Anthropic built an AI so good at hacking that they won't release it, so Goldman Sachs is testing it instead.
The Summary
- Anthropic's new Mythos model is advanced enough that non-experts could exploit vulnerabilities in major operating systems, prompting the company to withhold public release
- Instead of launching broadly, Anthropic created "Project Glasswing," giving 11 organizations early access to test defenses before the model reaches the wild
- Goldman CEO David Solomon addressed the cyber risk in last week's shareholder call, confirming the bank is coordinating with Anthropic and security vendors
- HackerOne's CEO says we're now less safe from cyber risks than before, even as select companies test the model to identify vulnerabilities
The Signal
This is the first time a frontier AI lab has publicly refused to release a model because it's too effective at offense. Anthropic isn't hiding Mythos in a vault. They're running a controlled experiment with 11 handpicked organizations, including Goldman Sachs, to stress-test enterprise defenses before attackers get their hands on the same capabilities. The implicit message: the threat is real, imminent, and sophisticated enough that even amateurs could punch through corporate infrastructure.
Goldman's CEO calling out cybersecurity as a "top priority" during an earnings call is not standard CEO boilerplate. Solomon specifically noted the bank is "hyperaware" of Mythos's capabilities and coordinating across Anthropic and its own security stack. That level of executive attention means the internal threat assessments are alarming. When a bank that processes trillions announces it's scrambling to defend against an AI that doesn't exist in the wild yet, you're watching the cyber arms race accelerate in real time.
"Cybersecurity has long been at the core of our business, and we have for a very, very long time, put enormous resources into it."
The timing matters. Last week, Solomon and other banking leaders met with top officials about the risk. That's not a routine vendor briefing. That's regulators, banks, and AI builders trying to coordinate a response to a capability shift they didn't see coming this fast. The fact that HackerOne's CEO is simultaneously saying "we're less safe now" suggests the defensive playbook hasn't caught up to what Mythos can already do.
Project Glasswing is a elegant branding for "we need guinea pigs with deep pockets and strong defenses to tell us what breaks first." The 11 organizations testing Mythos aren't getting early access as a perk. They're getting it because they have the resources to identify vulnerabilities, patch systems, and share intelligence before the model leaks or gets replicated.
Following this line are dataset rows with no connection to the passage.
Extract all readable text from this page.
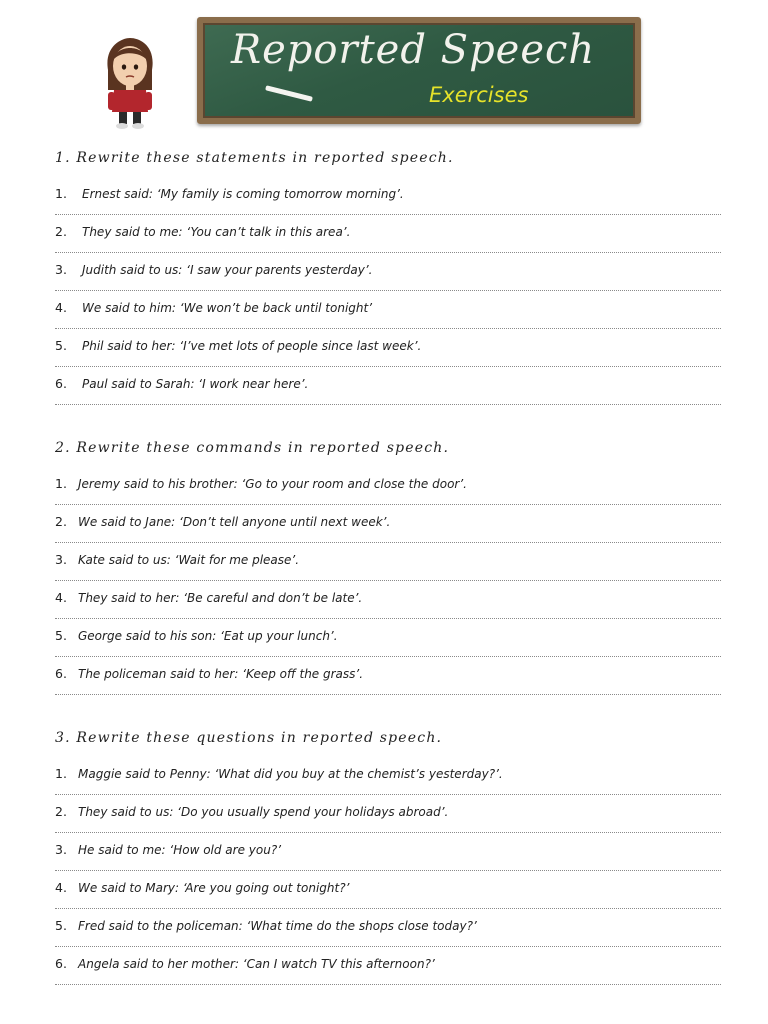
Reported Speech
Exercises
1. Rewrite these statements in reported speech.
1. Ernest said: ‘My family is coming tomorrow morning’.
2. They said to me: ‘You can’t talk in this area’.
3. Judith said to us: ‘I saw your parents yesterday’.
4. We said to him: ‘We won’t be back until tonight’
5. Phil said to her: ‘I’ve met lots of people since last week’.
6. Paul said to Sarah: ‘I work near here’.
2. Rewrite these commands in reported speech.
1. Jeremy said to his brother: ‘Go to your room and close the door’.
2. We said to Jane: ‘Don’t tell anyone until next week’.
3. Kate said to us: ‘Wait for me please’.
4. They said to her: ‘Be careful and don’t be late’.
5. George said to his son: ‘Eat up your lunch’.
6. The policeman said to her: ‘Keep off the grass’.
3. Rewrite these questions in reported speech.
1. Maggie said to Penny: ‘What did you buy at the chemist’s yesterday?’.
2. They said to us: ‘Do you usually spend your holidays abroad’.
3. He said to me: ‘How old are you?’
4. We said to Mary: ‘Are you going out tonight?’
5. Fred said to the policeman: ‘What time do the shops close today?’
6. Angela said to her mother: ‘Can I watch TV this afternoon?’
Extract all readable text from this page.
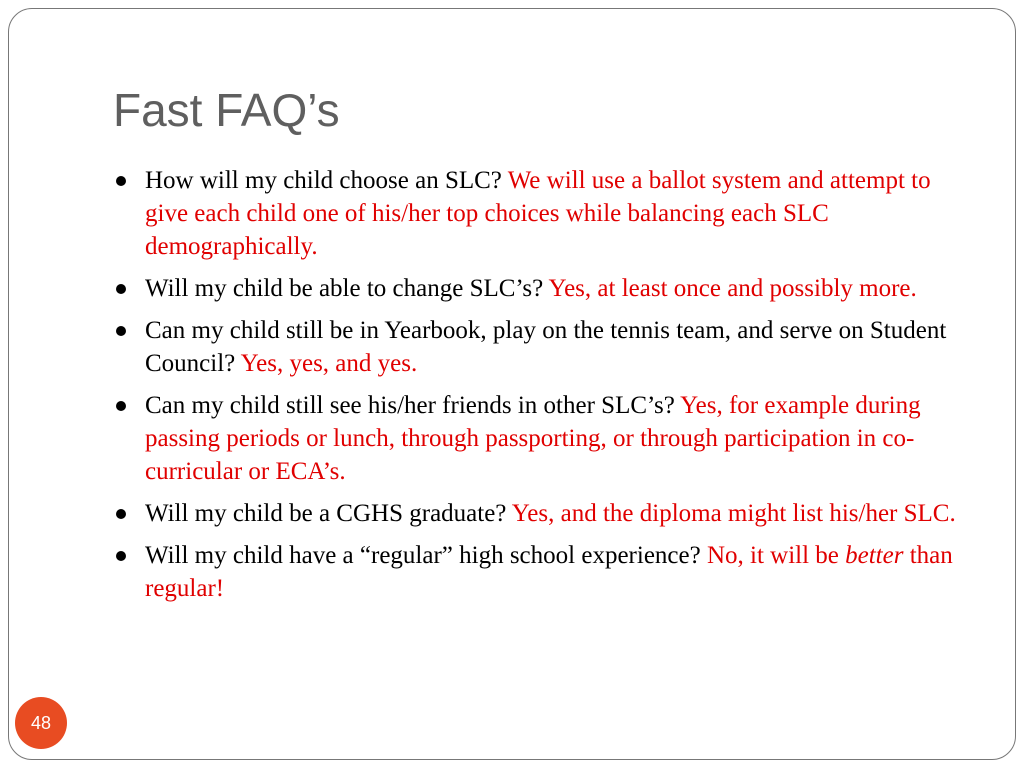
Fast FAQ’s
How will my child choose an SLC? We will use a ballot system and attempt to give each child one of his/her top choices while balancing each SLC demographically.
Will my child be able to change SLC’s? Yes, at least once and possibly more.
Can my child still be in Yearbook, play on the tennis team, and serve on Student Council? Yes, yes, and yes.
Can my child still see his/her friends in other SLC’s? Yes, for example during passing periods or lunch, through passporting, or through participation in co-curricular or ECA’s.
Will my child be a CGHS graduate? Yes, and the diploma might list his/her SLC.
Will my child have a “regular” high school experience? No, it will be better than regular!
48
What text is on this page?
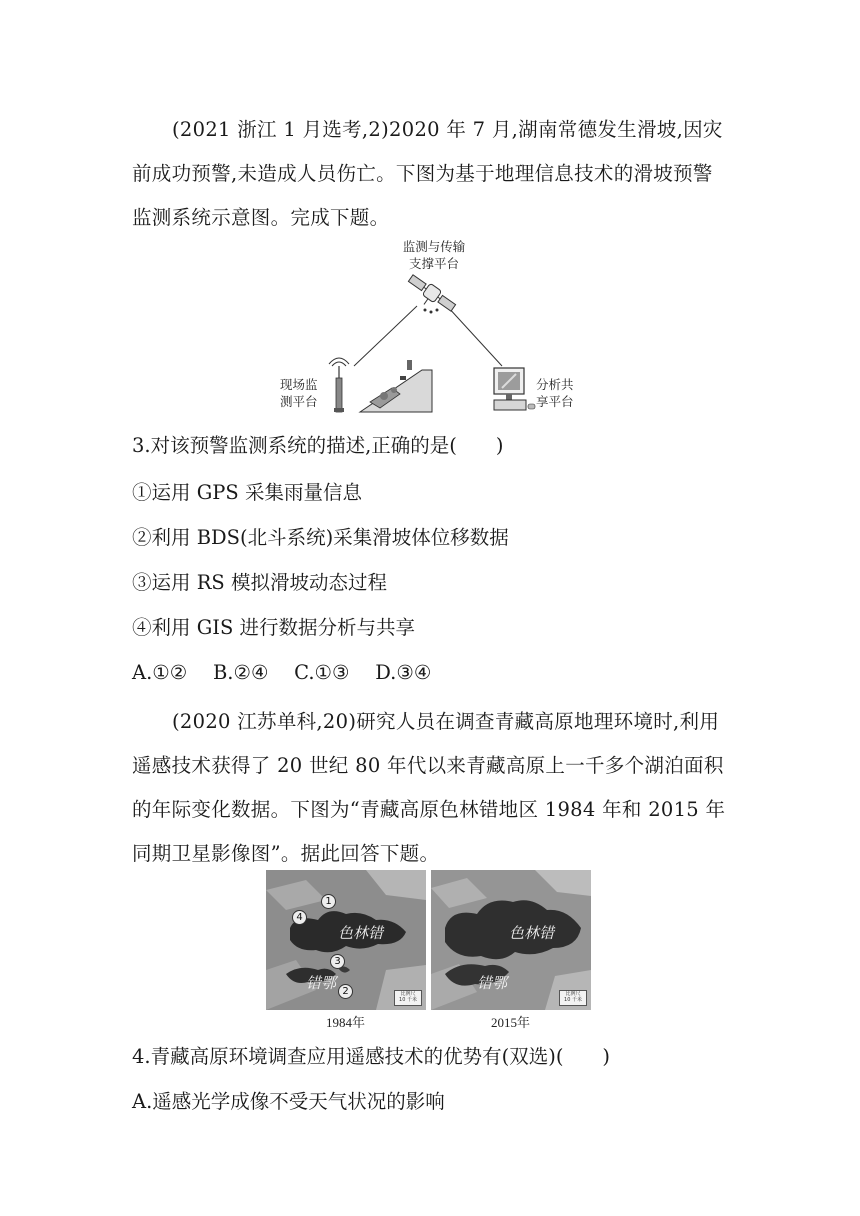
(2021 浙江 1 月选考,2)2020 年 7 月,湖南常德发生滑坡,因灾前成功预警,未造成人员伤亡。下图为基于地理信息技术的滑坡预警监测系统示意图。完成下题。
监测与传输
支撑平台
现场监
测平台
分析共
享平台
3.对该预警监测系统的描述,正确的是(　　)
①运用 GPS 采集雨量信息
②利用 BDS(北斗系统)采集滑坡体位移数据
③运用 RS 模拟滑坡动态过程
④利用 GIS 进行数据分析与共享
A.①②　 B.②④　 C.①③　 D.③④
(2020 江苏单科,20)研究人员在调查青藏高原地理环境时,利用遥感技术获得了 20 世纪 80 年代以来青藏高原上一千多个湖泊面积的年际变化数据。下图为“青藏高原色林错地区 1984 年和 2015 年同期卫星影像图”。据此回答下题。
色林错
错鄂
1
2
3
4
比例尺
10 千米
色林错
错鄂
比例尺
10 千米
1984年	2015年
4.青藏高原环境调查应用遥感技术的优势有(双选)(　　)
A.遥感光学成像不受天气状况的影响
Anthropic is betting that controlled exposure beats a surprise zero-day from an adversary who built something similar in secret.
Key unknowns:
- What specific vulnerabilities can Mythos exploit that earlier models couldn't?
- How long before open-source alternatives replicate these capabilities?
- Are the other 10 Glasswing participants also financial institutions, or did Anthropic spread access across critical infrastructure sectors?
The Implication
If you're running security for anything that touches the internet, this is your signal to stop thinking about AI as a productivity tool and start thinking about it as the next generation of attackers. The fact that Anthropic felt confident enough to build Mythos but scared enough to withhold it means the capability curve just went vertical. Project Glasswing buys maybe six months before these techniques show up in attacker toolkits, either through leaks, independent discovery, or open-source replication.
For companies building AI agents that touch sensitive systems, this is a design constraint you can't ignore. Every agent you deploy is a potential entry point. Every API call is a surface area. The old security model assumed humans were the weak link. The new model assumes your automated systems are talking to other automated systems, and some of them are adversarial by design.